The room they assigned him was in the east wing, with a view of the garden where the plants were beginning to sprout like a miracle. They told her it was a privilege, a symbol of trust. But she knew well: it was a decorated cage, like everything in that regime.
The first time she saw Katniss after the exile, her heart sank.
His daughter slowly descended the stairs, one hand resting on the railing and the other on her flat stomach. She was pale, no longer as thin as he remembered, her cheeks slightly fuller, a sign of good nutrition, and her hair had been gathered into a perfect braid reminiscent of Merilee's dolls.
But that wasn't what shattered her.
Katniss had not always been quiet. When Burdock was alive, she was like a canary, singing up and down with laughter as sweet as spring pollen. When Burdock left, silence enveloped Katniss, but it was a silence of struggle: it contained rage, fire, determination.

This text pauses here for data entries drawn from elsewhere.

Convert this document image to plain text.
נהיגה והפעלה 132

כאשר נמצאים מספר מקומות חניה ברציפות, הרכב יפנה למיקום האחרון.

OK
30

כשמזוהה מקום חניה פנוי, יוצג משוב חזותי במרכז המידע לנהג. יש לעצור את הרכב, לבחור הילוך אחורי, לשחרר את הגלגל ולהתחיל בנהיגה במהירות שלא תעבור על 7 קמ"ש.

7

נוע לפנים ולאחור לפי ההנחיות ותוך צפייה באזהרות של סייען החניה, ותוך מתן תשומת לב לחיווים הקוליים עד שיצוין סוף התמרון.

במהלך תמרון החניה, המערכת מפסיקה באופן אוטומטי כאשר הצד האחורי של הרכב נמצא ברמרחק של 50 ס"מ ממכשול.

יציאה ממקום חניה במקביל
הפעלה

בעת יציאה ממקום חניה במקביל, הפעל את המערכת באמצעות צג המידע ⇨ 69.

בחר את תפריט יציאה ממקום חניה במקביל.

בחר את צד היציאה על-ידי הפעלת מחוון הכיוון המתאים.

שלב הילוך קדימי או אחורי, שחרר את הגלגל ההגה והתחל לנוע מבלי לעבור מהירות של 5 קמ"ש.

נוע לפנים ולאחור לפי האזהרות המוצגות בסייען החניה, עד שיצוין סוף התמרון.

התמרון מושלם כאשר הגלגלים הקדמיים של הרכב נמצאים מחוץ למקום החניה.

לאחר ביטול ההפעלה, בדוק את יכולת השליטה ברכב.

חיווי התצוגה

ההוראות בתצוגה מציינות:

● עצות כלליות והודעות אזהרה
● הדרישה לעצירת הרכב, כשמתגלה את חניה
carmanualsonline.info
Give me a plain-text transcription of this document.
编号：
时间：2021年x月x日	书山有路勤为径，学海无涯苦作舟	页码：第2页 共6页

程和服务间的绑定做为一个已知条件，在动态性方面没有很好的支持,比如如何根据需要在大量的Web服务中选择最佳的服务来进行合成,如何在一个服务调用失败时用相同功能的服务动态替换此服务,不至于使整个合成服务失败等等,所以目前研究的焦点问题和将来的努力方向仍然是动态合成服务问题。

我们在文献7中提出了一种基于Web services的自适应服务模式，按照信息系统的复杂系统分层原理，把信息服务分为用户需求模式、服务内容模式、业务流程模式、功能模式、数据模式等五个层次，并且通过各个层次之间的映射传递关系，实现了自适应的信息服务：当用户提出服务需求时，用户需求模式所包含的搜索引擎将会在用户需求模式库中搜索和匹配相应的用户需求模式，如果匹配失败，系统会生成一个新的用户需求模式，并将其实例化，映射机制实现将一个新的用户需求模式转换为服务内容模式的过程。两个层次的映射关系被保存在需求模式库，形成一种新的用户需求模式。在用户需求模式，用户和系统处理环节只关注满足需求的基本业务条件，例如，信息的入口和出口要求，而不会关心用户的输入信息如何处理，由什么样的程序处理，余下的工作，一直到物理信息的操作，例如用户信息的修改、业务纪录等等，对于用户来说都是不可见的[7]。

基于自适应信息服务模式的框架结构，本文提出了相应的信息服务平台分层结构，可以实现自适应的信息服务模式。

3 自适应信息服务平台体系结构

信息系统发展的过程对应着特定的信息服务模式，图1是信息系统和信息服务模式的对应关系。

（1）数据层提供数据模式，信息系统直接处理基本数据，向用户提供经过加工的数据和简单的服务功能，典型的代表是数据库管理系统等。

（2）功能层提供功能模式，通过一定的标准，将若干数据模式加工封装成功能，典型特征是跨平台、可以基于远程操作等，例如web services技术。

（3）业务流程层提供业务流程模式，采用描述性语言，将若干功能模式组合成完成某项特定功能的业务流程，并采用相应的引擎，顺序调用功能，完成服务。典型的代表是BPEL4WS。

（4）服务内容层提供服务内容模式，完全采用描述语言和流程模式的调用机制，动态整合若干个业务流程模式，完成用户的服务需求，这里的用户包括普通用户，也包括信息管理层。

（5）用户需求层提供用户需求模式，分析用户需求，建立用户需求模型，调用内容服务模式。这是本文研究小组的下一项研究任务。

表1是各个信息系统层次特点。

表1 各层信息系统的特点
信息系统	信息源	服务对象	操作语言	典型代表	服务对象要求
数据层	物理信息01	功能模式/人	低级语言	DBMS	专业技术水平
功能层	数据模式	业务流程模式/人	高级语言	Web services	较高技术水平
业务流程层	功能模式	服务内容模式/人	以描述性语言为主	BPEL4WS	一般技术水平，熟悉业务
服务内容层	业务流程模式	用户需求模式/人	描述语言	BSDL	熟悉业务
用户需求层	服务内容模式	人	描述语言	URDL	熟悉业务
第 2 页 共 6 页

It was the silence of someone who observes, measures, and prepares to shoot.
But this...
This new silence was not that.
It was the silence of resignation.
A submissive silence.
Void.
And behind her, like a long and tenacious shadow, she was there: one of the so-called Virtuous Women, widows of the martyrs of the Sons of Jacob, dressed modestly, hands clasped on her lap, hawk-like severe gaze. She watched Katniss like a kindly jailer, always nearby, always ready to intervene if a word went awry.
Asterid understood at that moment why they had allowed her to return.
It wasn't a concession. It was a calculation.
With Katniss already subdued, she could return... as long as she didn't talk more than necessary.
That night, the four of them had dinner.
Katniss, Peeta, Prim... and her.
The table was set with simple and abundant dishes, nothing ostentatious, but enough to indicate that bread was no longer scarce. Buttercup was sleeping in a corner, as if he too had learned to hold back in this new world of vigilance.
Primrose...
Her little Prim was no longer the girl who petted goats and whispered stories to her cat. She was transformed. Neatly styled hair, modest dress, measured words, and a smile that seemed stitched to her face. They had molded her like fresh clay.
And she, without realizing it, seemed to enjoy it.
The prayer before dinner was led by Katniss.
"We give thanks for the bread on our table, for the guidance of our husbands, for the peace in our district," she said with a clear voice, without trembling. “And for the new life growing in my womb. And for the return of my mother home.”
Peeta nodded contentedly, gently taking his wife's hand.
Prim smiled, murmuring an "Amen" with conviction.
The Virtuous Woman closed her eyes, silently approving.
Asterid simply lowered her gaze to her plate.
She couldn't speak. Not yet.
But inside her, deep down, something was burning.
The fire was not out.
She was just sleeping.
And now that she saw her daughter reduced to ashes, she knew she couldn't stay silent forever.
Katniss was fertile land, that's what everyone said now.
And maybe... just maybe... the forest had not yet spoken its final word.
The image from the previous chapter. Of Reverend Wraton's blessing after the revelation of Katniss's pregnancy.